Osmanlılar, Türk köylüsüne hizmet götürecekleri yerde, Arap – İslam ideolojisinin, kültür ve uygarlığının etki alanını daha da genişletmeye çalışmıştır.
Köylülerimiz, hiyerarşik yaratılış ilahi düzenine ve kadere bağımlı olarak yaşamaya alıştırılmıştır. Bu yüzden köylülerimiz, altı yüz yılı aşkın bir zamandan beri, hiçbir şeyin, hiçbir güzelliğin farkına varamadan, kader ve öbür dünya mutluluğuna bağlı olarak yaşamışlardır. Hatta umut nedir, onu bile yaşayamayanlar, bu dünyanın boşluğunda bir hayal gibi yok olup gitmişlerdir. Köylülerimiz, asırlardır; sabır, şükür ve umutla yaşamaya alıştırılmış olup, aldatmaca bir mutluluk uygulamasıyla avutulagelmişlerdir.

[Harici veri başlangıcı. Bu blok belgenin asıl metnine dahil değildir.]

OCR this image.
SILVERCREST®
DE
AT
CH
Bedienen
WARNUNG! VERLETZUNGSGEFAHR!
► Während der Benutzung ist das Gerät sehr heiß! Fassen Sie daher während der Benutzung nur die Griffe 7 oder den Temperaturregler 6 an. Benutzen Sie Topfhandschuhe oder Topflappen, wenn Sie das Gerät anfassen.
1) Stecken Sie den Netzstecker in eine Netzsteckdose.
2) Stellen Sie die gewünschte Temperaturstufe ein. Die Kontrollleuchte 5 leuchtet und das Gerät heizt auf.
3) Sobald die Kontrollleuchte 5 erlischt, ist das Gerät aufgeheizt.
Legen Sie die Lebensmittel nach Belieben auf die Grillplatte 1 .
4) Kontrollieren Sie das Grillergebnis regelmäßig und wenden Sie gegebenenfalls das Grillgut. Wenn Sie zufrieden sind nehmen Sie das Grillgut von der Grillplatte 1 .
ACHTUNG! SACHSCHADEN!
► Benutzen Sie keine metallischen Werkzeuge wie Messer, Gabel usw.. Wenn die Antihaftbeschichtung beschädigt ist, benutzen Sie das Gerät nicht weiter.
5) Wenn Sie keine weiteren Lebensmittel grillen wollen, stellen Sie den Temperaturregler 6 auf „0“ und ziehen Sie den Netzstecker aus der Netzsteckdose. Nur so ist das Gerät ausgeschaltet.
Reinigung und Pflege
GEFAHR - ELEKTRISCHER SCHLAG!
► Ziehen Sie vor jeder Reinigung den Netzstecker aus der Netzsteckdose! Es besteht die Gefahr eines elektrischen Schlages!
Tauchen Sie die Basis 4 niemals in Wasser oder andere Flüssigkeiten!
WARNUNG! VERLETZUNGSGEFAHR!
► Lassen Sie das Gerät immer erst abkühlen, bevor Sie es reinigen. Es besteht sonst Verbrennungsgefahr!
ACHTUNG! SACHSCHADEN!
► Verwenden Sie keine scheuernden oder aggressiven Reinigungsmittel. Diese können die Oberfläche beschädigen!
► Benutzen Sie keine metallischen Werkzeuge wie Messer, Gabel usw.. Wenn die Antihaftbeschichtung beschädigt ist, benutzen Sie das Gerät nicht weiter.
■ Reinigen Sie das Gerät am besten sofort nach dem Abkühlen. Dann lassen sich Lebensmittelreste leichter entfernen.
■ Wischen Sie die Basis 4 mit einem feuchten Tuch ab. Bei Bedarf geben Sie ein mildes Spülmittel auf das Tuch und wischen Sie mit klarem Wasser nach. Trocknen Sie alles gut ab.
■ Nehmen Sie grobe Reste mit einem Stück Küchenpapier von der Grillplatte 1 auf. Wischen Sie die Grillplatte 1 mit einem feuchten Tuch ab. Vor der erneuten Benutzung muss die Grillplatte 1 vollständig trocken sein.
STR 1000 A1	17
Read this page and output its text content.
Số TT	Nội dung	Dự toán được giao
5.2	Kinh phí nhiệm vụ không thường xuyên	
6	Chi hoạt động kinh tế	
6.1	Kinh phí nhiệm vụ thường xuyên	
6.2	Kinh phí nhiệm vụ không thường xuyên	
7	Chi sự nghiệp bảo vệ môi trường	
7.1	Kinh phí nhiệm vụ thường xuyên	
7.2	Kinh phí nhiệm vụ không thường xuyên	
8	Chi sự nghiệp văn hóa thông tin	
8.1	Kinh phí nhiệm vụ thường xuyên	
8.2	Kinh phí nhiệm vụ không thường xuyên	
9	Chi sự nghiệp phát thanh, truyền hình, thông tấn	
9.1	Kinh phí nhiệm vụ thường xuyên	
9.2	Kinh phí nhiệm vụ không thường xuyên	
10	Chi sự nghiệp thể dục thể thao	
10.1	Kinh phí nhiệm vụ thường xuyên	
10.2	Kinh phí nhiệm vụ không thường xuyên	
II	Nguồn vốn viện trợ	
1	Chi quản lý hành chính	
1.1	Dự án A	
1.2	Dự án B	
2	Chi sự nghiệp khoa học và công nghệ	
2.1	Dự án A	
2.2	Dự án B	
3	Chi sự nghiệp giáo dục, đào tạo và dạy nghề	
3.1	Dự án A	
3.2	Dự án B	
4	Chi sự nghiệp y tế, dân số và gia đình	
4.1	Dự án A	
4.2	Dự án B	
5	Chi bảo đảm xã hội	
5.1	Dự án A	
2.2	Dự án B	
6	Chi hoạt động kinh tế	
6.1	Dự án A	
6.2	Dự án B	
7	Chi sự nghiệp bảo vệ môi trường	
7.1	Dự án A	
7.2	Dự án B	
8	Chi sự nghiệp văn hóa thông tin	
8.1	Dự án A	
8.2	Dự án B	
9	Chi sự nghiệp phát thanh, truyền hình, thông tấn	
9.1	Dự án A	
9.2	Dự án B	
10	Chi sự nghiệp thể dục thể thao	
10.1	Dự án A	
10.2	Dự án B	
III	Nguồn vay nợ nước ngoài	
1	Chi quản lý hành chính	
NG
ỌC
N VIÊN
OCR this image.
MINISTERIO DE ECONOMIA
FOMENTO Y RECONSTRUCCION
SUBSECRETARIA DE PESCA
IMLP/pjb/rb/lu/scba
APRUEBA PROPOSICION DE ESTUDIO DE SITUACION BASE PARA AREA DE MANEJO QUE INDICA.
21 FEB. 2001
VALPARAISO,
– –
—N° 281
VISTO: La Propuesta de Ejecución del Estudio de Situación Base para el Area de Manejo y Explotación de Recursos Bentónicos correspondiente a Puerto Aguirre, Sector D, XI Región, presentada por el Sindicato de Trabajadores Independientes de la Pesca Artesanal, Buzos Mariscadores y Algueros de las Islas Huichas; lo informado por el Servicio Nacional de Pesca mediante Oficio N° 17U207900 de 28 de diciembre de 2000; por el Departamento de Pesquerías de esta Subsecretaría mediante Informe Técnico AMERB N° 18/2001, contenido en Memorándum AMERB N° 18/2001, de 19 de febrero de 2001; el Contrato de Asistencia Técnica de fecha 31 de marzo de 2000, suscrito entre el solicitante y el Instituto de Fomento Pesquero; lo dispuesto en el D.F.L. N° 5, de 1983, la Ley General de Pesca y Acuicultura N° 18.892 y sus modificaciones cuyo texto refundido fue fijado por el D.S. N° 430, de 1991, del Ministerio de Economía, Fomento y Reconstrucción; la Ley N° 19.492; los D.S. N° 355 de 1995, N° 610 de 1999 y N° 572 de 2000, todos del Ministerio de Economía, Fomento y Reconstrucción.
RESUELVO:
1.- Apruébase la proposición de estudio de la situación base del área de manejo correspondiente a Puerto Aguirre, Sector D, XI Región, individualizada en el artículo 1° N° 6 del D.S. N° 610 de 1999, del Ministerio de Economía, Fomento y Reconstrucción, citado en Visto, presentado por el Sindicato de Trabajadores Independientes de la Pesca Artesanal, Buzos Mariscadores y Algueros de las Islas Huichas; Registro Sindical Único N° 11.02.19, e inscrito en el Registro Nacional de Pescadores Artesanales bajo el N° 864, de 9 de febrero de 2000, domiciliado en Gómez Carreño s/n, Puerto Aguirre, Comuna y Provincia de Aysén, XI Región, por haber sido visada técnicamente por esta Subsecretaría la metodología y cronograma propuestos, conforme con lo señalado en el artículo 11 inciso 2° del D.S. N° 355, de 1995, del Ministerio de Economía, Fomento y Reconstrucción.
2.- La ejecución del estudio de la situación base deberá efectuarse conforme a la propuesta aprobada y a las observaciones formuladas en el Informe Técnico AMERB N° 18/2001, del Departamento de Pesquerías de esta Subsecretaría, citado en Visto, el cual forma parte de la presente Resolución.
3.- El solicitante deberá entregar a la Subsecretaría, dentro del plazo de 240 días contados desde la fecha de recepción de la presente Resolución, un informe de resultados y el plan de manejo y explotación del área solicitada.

Asırlardır köylülerimiz, vergi almaya, düşmana karşı savaş alanında kaynak olarak kullanılmaya yönelik canlı bir araçtı. Mutlu olmak şöyle dursun, insanca yaşamaktan uzak, köle gibi kullanılmak ve öyle yaşamak, köylülerimizin ve halkımızın değişmeyan kaderiydi. Dinsel yorumcu ve kadercilere göre, sanki Allah, onlara, ölünceye dek, hep köle gibi bir yaşam biçimi çizmişti.  Zavallı köylülerimize ve halkımıza bu anlayış ve yanlışlar Allah buyruğu olarak gösteriliyordu. Bu buyruk köylülerimize özel olarak Allah tarafından gönderilmiş bir “ilm-i ilahi” olarak kabul ettirilmiş ve köylüler, ölüm ötesi –öbür dünya- ahiret yaşamının mutluluğu ile aldatılagelmişlerdir.
Köy Enstitülerinin öncelikli amacı, köy insanını hiçbir kuvvet, yalnız kendi hesabına insafsızca istismar etmesin, köylülere köle ve uşak muamelesi yapamasın diye, köylüye kendi öz haklarına sahip çıkabilecek, demokratik haklarını elde edebilecek bilincin kazandırılmasını sağlamaktı.
Tarım alanında dünya standartlarını yakalayacak yaratıcı, üretici ve girişimci etkinlikleri yapacak köy insanının yaratılması sağlanacaktı. Bu nedenle, kendi öz haklarına sahip çıkmasına yönelik feodal sömürüye, yani toprak ağalığına karşı bilinçlendirilmesi zorunlu hale gelmişti. Bu bilinç ancak Köy Enstitüleri hareketiyle sağlanabilirdi. Bu nedenle eğitimin, Atatürkçü, akıl ve bilim doğrultusundaki bilimsel dünya görüşünün güdümüne alınması sağlanacaktı.
Köylünün yaşantısının, görünmez güçlere, efsanelere, mucizelere, mezheplere, tarikatlara, cemaatlara, kadere, uğura, muskaya ve hurafelere dayalı akıl ve bilimsellikten uzak körinançlar bütünü halindeki safsatalardan arındırılmasını Köy Enstitüleri kuruluşları sağlayacaktı.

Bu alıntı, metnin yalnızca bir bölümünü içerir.